The review is also conditional to keeping a £2m a year road maintenance grant from the Department for Transport, without which we would have to reduce the amount of gritting by far more. Therefore, we understand peoples anger at losing their road from the list but hope you can understand the reasons why this difficult decision is being made.

Full details of the review can be found at:

Cllr Mark Goldsmith
Residents of Wilmslow
Cheshire East & Wilmslow Town Council
Kathryn Blackburn
Thursday 20th February 2020 at 10:04 am
These are not just any roads these are major routes into Alderley Edge, without gritting they will become un-safe. For instance many elderly use Mottram Road to get to the Alderley Edge Medical Centre from outlying villages. The amount of traffic that use Chorley Hall Lane that may be thrown on to Ryleys Lane at school drop off time could prove fatal.

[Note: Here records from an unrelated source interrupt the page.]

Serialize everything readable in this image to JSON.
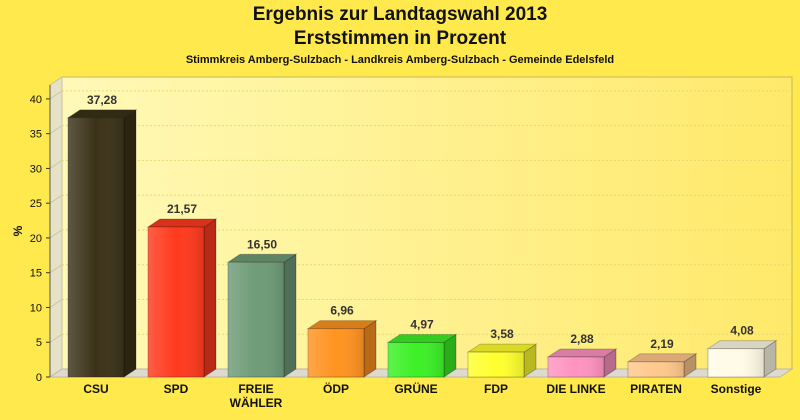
{
  "title_line1": "Ergebnis zur Landtagswahl 2013",
  "title_line2": "Erststimmen in Prozent",
  "subtitle": "Stimmkreis Amberg-Sulzbach - Landkreis Amberg-Sulzbach - Gemeinde Edelsfeld",
  "chart_data": {
    "type": "bar",
    "title": "Ergebnis zur Landtagswahl 2013 Erststimmen in Prozent",
    "subtitle": "Stimmkreis Amberg-Sulzbach - Landkreis Amberg-Sulzbach - Gemeinde Edelsfeld",
    "xlabel": "",
    "ylabel": "%",
    "ylim": [
      0,
      42
    ],
    "yticks": [
      0,
      5,
      10,
      15,
      20,
      25,
      30,
      35,
      40
    ],
    "grid": true,
    "categories": [
      [
        "CSU"
      ],
      [
        "SPD"
      ],
      [
        "FREIE",
        "WÄHLER"
      ],
      [
        "ÖDP"
      ],
      [
        "GRÜNE"
      ],
      [
        "FDP"
      ],
      [
        "DIE LINKE"
      ],
      [
        "PIRATEN"
      ],
      [
        "Sonstige"
      ]
    ],
    "values": [
      37.28,
      21.57,
      16.5,
      6.96,
      4.97,
      3.58,
      2.88,
      2.19,
      4.08
    ],
    "value_labels": [
      "37,28",
      "21,57",
      "16,50",
      "6,96",
      "4,97",
      "3,58",
      "2,88",
      "2,19",
      "4,08"
    ],
    "colors": [
      "#3b3218",
      "#ff3a1e",
      "#6e9b78",
      "#ff9320",
      "#3cf026",
      "#ffff2e",
      "#ff93c0",
      "#ffc88c",
      "#fffbe6"
    ]
  }
}
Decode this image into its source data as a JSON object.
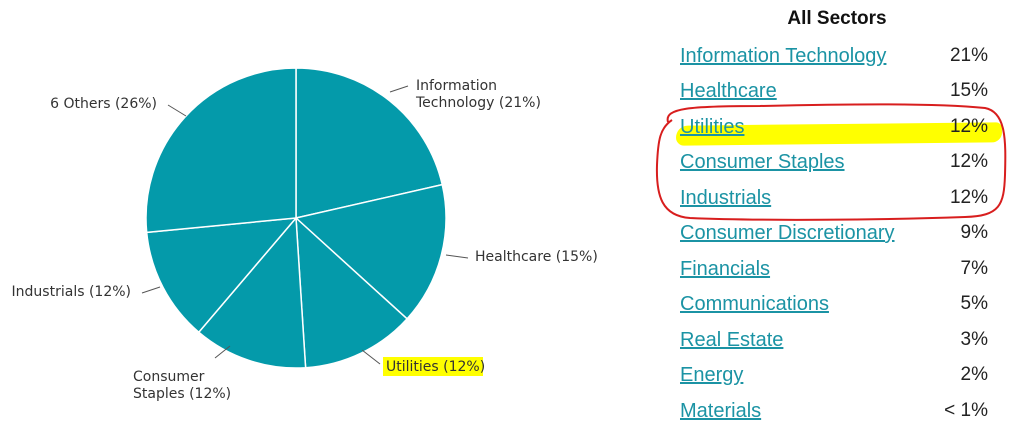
{
  "colors": {
    "pie_fill": "#049aaa",
    "slice_border": "#ffffff",
    "link": "#1b93a4",
    "highlight": "#ffff00",
    "annotation": "#d81e1e"
  },
  "chart_data": {
    "type": "pie",
    "slices": [
      {
        "line1": "Information",
        "line2": "Technology (21%)",
        "value": 21
      },
      {
        "line1": "Healthcare (15%)",
        "line2": "",
        "value": 15
      },
      {
        "line1": "Utilities (12%)",
        "line2": "",
        "value": 12,
        "highlighted": true
      },
      {
        "line1": "Consumer",
        "line2": "Staples (12%)",
        "value": 12
      },
      {
        "line1": "Industrials (12%)",
        "line2": "",
        "value": 12
      },
      {
        "line1": "6 Others (26%)",
        "line2": "",
        "value": 26
      }
    ],
    "start_angle_deg": 0,
    "direction": "clockwise"
  },
  "table": {
    "title": "All Sectors",
    "rows": [
      {
        "name": "Information Technology",
        "pct": "21%"
      },
      {
        "name": "Healthcare",
        "pct": "15%"
      },
      {
        "name": "Utilities",
        "pct": "12%",
        "highlighted": true
      },
      {
        "name": "Consumer Staples",
        "pct": "12%"
      },
      {
        "name": "Industrials",
        "pct": "12%"
      },
      {
        "name": "Consumer Discretionary",
        "pct": "9%"
      },
      {
        "name": "Financials",
        "pct": "7%"
      },
      {
        "name": "Communications",
        "pct": "5%"
      },
      {
        "name": "Real Estate",
        "pct": "3%"
      },
      {
        "name": "Energy",
        "pct": "2%"
      },
      {
        "name": "Materials",
        "pct": "< 1%"
      }
    ]
  }
}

I do not normally find myself in disaccord with Mark Goldsmith but this time I vehemently disagree. Find the money from some other source and keep our roads open and safe to travel in wintry conditions.
Stuart Redgard
Thursday 20th February 2020 at 6:58 pm
It does not surprise me that this decision is being challenged as I sympathise with both sides of the argument.

Therefore, I have just made a freedom of information request to Cheshire East Council as follows:

Dear Cheshire East Council,

This request is related to the decision made by cabinet on Tuesday 4th February 2020 to adopt the report and proposals for “Well-Managed Highway Infrastructure” (item 9 of the agenda).

It specifically relates to “The Winter and Adverse Weather Policy and Plan” element of the report and proposals.

The report states: "As a result of the risk assessment process, 995km out of 2700km (37%) of the highway network has been identified as requiring routine winter treatment."

There has been significant public interest in how these figures have been determined, and so this request is being made on the grounds of openness and transparency.

The information currently available on the council's website is limited. It does not give sufficient information to be able to determine if the council has carried out its risk assessment correctly.

Therefore, please provide the information that identifies how this was determined. This should include a copy of the detailed calculations used to determine how figures were ascertained.

It is in the public interest that the decision made was based on accurate and reliable information and that the risk assessments were carried out correctly and in line with the correct criteria.